Throughout training camp, he competed against A. J. Cann and Patrick Omameh for one of the starting guard jobs. Head coach Doug Marrone named Watford the backup to A. J. Cann and Patrick Omameh to start the regular season.

He was released on September 8, 2017.

===Arizona Cardinals (second stint)===
On October 2, 2017, the Cardinals signed Watford after starting left guard Mike Iupati suffered a triceps injury and was placed on injured reserve. The terms of his contract were for one-year and $775,000. Upon arrival, he was named the starting right guard with Alex Boone moving to the left. He started Weeks 5-14, was inactive for 15-16, before returning for the season finale. He finished with a total of ten games and nine starts. Pro Football Focus gave him a 36.7 overall grade, but gave him "high quality" marks for run and pass blocking.

===Chicago Bears===
On April 3, 2018, Watford signed a one-year contract with the Chicago Bears. He was released on August 26, 2018.

===Cleveland Browns===
On August 28, 2018, Watford was signed by the Cleveland Browns.

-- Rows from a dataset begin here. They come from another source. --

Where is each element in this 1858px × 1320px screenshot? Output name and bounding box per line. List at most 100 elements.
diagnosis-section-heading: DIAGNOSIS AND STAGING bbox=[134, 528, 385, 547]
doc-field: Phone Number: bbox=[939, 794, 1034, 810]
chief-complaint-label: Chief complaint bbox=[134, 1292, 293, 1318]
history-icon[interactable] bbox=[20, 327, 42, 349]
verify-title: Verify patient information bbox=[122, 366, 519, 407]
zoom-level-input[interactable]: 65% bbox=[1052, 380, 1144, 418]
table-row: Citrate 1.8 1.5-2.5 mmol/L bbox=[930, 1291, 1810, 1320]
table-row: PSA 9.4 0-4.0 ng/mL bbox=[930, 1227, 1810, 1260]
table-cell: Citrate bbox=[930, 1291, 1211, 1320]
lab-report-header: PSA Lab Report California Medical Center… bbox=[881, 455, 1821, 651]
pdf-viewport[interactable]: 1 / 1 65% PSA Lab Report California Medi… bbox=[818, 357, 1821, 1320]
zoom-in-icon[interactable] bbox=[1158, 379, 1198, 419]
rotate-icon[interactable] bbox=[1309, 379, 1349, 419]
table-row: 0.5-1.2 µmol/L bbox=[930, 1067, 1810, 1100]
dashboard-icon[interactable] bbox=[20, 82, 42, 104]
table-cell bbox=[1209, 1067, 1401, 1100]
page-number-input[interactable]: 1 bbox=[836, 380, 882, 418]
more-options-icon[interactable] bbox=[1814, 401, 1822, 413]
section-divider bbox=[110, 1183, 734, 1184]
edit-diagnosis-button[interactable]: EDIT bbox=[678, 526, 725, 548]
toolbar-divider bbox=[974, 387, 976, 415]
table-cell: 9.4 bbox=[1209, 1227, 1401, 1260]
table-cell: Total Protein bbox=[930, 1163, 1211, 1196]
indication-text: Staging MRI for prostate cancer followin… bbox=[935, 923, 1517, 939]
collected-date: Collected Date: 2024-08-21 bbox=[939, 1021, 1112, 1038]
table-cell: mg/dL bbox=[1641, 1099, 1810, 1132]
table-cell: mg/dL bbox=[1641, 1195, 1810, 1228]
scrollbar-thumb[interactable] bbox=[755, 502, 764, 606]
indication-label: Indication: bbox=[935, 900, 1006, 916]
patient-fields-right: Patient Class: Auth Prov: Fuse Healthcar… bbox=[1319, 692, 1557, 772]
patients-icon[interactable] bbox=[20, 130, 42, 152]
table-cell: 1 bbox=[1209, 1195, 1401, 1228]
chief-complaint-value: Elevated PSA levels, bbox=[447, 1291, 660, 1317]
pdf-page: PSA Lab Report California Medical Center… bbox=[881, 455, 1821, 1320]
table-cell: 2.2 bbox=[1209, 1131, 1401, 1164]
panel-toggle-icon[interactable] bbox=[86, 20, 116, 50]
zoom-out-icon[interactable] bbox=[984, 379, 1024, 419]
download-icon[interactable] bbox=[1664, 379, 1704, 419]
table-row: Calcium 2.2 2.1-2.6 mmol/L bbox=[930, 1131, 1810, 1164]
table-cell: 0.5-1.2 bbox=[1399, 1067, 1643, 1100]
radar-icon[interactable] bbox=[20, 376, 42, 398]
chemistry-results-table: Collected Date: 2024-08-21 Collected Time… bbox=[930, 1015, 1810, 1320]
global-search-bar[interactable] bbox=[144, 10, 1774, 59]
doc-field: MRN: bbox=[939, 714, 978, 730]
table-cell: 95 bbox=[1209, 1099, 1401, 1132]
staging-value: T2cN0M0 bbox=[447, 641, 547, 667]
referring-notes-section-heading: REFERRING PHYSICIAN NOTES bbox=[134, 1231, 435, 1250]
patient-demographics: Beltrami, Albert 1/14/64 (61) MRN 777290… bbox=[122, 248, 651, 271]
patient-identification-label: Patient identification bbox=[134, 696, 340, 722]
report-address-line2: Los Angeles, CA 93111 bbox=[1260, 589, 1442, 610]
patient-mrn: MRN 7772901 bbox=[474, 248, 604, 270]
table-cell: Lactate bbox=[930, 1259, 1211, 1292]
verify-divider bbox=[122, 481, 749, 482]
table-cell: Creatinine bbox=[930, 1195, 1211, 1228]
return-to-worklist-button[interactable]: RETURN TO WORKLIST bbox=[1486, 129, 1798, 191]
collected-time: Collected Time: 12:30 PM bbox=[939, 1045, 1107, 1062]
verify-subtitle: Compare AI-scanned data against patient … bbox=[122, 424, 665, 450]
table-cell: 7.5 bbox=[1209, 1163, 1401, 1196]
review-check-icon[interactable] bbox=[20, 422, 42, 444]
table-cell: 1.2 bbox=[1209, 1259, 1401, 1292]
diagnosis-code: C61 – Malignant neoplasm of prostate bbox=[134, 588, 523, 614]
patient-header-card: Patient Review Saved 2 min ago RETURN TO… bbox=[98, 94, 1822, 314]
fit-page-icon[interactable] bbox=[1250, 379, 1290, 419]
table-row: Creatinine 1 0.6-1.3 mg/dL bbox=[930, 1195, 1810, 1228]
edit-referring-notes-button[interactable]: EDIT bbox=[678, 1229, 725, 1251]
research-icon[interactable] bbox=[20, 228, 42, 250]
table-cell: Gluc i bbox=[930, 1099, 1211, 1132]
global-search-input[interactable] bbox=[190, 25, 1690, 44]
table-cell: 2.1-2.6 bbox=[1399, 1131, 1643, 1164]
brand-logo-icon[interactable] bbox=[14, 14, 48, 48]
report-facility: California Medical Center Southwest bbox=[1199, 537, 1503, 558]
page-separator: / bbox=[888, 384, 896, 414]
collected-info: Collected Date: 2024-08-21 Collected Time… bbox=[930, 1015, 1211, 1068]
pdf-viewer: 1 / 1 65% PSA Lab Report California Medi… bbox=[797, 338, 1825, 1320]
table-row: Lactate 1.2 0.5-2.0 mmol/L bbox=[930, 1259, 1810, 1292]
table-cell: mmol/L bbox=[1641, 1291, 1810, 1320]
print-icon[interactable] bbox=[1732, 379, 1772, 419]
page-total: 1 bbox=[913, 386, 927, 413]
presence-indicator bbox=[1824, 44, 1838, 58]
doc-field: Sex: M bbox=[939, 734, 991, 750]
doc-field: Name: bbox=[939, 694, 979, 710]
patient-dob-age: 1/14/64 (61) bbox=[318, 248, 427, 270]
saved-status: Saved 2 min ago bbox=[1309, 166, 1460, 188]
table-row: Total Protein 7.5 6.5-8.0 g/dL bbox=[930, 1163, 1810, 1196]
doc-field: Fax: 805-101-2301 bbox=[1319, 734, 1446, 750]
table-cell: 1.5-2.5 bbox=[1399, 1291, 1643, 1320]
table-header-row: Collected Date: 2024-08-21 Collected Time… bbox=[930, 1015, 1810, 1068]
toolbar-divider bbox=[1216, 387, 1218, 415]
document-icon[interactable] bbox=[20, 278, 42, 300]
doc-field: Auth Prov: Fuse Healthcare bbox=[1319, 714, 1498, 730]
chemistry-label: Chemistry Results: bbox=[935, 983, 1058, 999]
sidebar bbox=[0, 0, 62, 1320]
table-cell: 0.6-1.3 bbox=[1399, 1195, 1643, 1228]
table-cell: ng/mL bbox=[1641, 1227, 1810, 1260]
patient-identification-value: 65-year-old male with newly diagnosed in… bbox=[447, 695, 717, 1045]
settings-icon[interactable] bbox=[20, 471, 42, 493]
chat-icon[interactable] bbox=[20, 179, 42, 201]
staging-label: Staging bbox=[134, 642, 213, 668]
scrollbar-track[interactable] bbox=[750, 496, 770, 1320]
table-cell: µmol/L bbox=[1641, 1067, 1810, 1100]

===Tampa Bay Buccaneers (first stint)===
On March 15, 2019, Watford signed a one-year contract with the Tampa Bay Buccaneers.

=== New England Patriots ===
On December 15, 2020, Watford was signed to the New England Patriots practice squad. He was released on December 29, 2020.

===Tampa Bay Buccaneers (second stint)===
On January 15, 2021, Watford signed with the Buccaneers. He was waived on January 22, and signed to the team's practice squad on January 27. His practice squad contract with the team expired after the season on February 16, 2021.

On August 12, 2021, Watford re-signed with the Buccaneers. He was placed on injured reserve on September 6, 2021. He was released on September 14.